Après les auditions, poursuit-elle, « nous avons rencontré des requêtes devant faire l’objet de vérifications approfondies ». Pour ces cas, avec la cartographie qui a été fournie à la commission, « nous avons effectué cinq sorties terrain au secteur 21 et 23 qui ont concerné des parcelles à usage d’habitation ainsi que des parcelles à usage autres que d’habitation ».

A la suite de ces différentes sorties, Charlotte Bancé a annoncé qu’il ne reste que le secteur 24 à la commission pour les sorties terrain et la mise en œuvre des autres attributions tels que l’état des lieux des occupations des parcelles sur le terrain, les recommandations et les suggestions que la commission doit faire dans le rapport final.

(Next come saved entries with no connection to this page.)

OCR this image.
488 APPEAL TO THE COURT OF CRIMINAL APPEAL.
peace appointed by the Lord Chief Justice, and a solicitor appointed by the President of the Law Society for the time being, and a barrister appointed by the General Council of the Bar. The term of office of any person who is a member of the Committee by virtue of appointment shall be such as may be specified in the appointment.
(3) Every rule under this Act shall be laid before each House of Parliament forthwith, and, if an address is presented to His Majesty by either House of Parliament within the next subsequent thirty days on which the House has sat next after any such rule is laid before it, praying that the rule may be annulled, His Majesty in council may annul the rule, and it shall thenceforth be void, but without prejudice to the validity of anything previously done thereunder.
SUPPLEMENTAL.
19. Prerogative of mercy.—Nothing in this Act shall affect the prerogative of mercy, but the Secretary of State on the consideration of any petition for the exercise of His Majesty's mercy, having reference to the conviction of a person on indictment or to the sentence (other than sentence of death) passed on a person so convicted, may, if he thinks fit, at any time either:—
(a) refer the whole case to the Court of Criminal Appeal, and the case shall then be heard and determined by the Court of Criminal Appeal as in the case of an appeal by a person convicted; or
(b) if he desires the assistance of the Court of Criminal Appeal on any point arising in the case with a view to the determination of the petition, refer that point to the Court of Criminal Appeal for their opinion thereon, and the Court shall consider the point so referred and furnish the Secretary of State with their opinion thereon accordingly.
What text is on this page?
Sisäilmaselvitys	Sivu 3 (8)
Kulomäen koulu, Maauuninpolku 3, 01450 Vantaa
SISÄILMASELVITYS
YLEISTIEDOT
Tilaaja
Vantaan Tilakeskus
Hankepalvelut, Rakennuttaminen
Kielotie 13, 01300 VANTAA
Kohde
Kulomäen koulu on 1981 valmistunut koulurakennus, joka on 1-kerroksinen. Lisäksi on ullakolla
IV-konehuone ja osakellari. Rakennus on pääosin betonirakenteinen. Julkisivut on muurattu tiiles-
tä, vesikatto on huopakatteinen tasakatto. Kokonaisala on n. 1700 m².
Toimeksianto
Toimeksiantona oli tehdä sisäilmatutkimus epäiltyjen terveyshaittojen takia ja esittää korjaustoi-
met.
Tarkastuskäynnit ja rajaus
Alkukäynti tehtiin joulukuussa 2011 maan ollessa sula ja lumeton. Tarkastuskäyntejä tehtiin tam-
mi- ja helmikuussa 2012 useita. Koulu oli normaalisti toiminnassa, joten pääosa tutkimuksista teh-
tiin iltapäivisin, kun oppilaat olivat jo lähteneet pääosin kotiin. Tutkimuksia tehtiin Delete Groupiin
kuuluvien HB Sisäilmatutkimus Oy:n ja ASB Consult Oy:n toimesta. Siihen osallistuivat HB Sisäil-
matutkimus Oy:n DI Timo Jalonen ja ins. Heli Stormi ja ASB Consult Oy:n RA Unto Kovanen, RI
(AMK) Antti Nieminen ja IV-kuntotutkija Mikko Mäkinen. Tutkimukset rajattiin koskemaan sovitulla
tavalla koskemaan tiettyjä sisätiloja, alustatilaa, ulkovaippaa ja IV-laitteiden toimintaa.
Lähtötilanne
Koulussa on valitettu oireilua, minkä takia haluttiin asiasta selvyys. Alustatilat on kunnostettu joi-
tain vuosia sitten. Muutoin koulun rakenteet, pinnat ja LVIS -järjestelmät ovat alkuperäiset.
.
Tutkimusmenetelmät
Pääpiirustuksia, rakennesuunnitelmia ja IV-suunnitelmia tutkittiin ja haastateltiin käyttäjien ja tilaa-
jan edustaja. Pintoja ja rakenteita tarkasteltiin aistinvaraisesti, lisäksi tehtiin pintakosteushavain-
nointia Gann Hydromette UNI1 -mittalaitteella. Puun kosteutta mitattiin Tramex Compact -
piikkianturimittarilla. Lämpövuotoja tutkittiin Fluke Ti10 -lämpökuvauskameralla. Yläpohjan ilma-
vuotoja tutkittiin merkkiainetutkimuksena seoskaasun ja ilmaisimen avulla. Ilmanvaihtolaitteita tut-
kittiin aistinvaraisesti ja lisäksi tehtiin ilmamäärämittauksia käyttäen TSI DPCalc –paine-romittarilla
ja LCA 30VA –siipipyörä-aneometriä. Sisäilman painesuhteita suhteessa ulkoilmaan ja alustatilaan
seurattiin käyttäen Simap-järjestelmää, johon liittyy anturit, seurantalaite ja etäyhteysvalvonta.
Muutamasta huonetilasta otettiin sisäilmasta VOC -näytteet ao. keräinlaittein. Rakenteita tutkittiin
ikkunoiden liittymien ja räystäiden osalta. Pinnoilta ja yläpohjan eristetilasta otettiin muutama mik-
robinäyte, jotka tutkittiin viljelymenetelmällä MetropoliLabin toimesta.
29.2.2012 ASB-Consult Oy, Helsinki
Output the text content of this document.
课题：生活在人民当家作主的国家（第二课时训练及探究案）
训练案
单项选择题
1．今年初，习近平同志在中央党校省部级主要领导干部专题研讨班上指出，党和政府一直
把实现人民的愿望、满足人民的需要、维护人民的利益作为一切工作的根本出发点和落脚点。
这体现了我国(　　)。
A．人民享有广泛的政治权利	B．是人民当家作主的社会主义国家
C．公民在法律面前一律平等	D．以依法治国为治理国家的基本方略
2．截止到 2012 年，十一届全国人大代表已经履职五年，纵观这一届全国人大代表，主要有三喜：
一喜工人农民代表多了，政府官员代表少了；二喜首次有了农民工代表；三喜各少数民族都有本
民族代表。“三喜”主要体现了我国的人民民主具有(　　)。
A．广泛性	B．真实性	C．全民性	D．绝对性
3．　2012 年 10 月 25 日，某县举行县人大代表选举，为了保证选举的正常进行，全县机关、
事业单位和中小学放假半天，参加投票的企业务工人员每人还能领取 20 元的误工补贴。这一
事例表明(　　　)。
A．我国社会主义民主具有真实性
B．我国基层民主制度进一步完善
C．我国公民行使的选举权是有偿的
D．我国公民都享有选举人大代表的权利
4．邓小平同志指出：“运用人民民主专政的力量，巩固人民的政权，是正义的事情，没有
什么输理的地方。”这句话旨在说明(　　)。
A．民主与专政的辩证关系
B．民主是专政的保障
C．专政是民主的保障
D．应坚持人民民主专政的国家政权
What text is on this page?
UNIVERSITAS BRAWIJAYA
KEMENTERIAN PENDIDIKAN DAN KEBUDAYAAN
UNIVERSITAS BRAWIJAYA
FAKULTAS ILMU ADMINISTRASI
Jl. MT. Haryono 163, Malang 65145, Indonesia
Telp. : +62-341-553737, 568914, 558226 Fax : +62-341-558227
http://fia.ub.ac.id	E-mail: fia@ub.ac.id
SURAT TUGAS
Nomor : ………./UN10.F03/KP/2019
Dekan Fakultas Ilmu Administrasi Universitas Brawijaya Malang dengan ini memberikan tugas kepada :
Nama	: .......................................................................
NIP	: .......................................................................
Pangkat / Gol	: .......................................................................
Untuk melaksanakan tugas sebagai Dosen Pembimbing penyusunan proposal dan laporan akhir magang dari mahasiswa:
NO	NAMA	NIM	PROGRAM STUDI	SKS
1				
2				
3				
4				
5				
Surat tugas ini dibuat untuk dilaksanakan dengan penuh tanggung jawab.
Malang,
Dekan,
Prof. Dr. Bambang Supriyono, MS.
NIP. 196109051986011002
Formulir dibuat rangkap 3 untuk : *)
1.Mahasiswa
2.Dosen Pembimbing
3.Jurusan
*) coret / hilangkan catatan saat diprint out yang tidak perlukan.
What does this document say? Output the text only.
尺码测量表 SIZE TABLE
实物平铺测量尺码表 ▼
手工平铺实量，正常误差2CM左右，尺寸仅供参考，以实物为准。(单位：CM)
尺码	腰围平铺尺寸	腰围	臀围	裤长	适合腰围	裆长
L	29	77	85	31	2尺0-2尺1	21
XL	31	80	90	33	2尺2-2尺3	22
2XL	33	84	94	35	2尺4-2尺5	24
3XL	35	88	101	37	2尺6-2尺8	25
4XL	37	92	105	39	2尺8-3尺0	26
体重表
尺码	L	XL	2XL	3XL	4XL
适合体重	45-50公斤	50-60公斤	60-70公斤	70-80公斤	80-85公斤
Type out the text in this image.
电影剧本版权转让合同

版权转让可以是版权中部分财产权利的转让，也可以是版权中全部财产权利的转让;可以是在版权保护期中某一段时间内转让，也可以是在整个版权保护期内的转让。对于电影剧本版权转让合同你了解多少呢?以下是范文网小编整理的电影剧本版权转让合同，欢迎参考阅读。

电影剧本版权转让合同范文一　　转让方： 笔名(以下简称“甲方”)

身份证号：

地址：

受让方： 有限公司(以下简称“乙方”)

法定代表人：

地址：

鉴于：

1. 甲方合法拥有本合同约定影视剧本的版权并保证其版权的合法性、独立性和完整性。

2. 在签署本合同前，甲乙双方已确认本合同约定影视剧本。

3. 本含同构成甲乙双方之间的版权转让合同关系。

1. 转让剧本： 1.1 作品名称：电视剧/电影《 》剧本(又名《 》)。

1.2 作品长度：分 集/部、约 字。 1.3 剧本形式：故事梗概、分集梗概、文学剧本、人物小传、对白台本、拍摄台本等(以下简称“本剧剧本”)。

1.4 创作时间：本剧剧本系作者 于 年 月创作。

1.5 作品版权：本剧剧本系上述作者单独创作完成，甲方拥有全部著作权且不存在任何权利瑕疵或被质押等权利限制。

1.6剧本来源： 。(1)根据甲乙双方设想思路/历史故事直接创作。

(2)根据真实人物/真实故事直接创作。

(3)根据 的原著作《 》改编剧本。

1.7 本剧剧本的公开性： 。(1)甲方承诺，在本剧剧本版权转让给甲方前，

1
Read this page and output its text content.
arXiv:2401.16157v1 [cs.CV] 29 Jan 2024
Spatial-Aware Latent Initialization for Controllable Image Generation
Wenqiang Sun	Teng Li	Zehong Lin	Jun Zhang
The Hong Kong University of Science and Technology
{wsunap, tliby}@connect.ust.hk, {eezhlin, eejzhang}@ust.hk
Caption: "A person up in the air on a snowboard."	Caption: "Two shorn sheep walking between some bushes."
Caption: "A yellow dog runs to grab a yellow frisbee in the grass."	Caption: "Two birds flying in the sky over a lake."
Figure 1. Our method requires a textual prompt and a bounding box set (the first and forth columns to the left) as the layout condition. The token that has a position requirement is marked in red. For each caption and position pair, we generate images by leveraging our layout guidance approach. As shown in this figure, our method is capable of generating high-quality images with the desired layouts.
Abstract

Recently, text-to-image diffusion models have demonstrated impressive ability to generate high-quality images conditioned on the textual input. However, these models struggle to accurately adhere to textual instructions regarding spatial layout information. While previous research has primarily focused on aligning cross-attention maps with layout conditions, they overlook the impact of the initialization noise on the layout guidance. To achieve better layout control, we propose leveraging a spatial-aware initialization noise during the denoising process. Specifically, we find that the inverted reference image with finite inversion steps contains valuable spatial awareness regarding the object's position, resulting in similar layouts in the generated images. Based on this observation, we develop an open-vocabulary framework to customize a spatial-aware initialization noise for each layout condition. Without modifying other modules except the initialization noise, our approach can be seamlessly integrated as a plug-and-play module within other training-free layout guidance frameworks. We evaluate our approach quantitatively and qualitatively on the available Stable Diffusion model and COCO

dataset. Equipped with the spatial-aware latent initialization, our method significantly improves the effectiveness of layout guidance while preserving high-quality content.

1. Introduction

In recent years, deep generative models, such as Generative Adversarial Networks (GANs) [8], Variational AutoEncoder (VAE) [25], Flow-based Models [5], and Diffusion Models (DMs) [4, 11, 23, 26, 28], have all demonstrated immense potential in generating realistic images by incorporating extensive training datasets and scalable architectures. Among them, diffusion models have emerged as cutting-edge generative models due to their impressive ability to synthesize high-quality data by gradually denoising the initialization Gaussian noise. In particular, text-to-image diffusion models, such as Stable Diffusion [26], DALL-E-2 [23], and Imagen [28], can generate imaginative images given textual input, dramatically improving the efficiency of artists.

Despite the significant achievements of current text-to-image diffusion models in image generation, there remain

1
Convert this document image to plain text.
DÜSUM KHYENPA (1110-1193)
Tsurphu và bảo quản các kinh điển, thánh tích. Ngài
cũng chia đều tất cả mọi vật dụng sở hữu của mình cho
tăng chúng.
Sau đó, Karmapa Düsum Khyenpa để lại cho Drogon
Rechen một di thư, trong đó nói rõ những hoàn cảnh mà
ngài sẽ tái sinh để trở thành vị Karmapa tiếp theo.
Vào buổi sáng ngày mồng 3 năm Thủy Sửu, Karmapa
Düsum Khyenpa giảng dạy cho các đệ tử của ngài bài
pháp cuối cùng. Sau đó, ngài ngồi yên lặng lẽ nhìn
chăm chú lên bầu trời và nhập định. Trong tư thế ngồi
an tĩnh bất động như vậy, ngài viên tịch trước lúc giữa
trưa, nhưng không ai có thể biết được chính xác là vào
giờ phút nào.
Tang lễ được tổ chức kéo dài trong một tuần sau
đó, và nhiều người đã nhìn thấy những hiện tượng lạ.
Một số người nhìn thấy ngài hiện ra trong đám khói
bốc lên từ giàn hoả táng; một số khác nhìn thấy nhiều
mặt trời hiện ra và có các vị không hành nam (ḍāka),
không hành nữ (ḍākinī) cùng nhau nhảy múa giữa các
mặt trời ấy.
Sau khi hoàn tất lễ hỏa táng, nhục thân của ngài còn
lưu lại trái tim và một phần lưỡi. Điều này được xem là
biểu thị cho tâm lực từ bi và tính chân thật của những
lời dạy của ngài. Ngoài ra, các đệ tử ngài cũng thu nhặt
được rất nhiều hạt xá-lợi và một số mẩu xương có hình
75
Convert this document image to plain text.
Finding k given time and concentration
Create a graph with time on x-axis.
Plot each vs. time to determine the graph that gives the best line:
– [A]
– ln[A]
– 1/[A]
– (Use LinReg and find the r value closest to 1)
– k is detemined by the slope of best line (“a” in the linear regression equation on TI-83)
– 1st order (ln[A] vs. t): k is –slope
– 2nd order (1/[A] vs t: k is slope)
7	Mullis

EN rappel, la création des commissions a été décidée en Conseil des ministres en sa séance du 25 octobre 2018. A l’image des autres commissions de la ville de Ouagadougou, la commission ad ’hoc de l’arrondissement 5 est placée sous l’égide de la Coordination de la commission interministérielle. Elle est composée de onze membres, dont les représentants des ministères, de l’administration du territoire, de la sécurité, de la justice, des finances, de l’action sociale, de l’environnement et de l’économie verte, de l’urbanisme, du Conseil municipal ainsi que de deux représentants de la société civile jouant le rôle d’observateurs.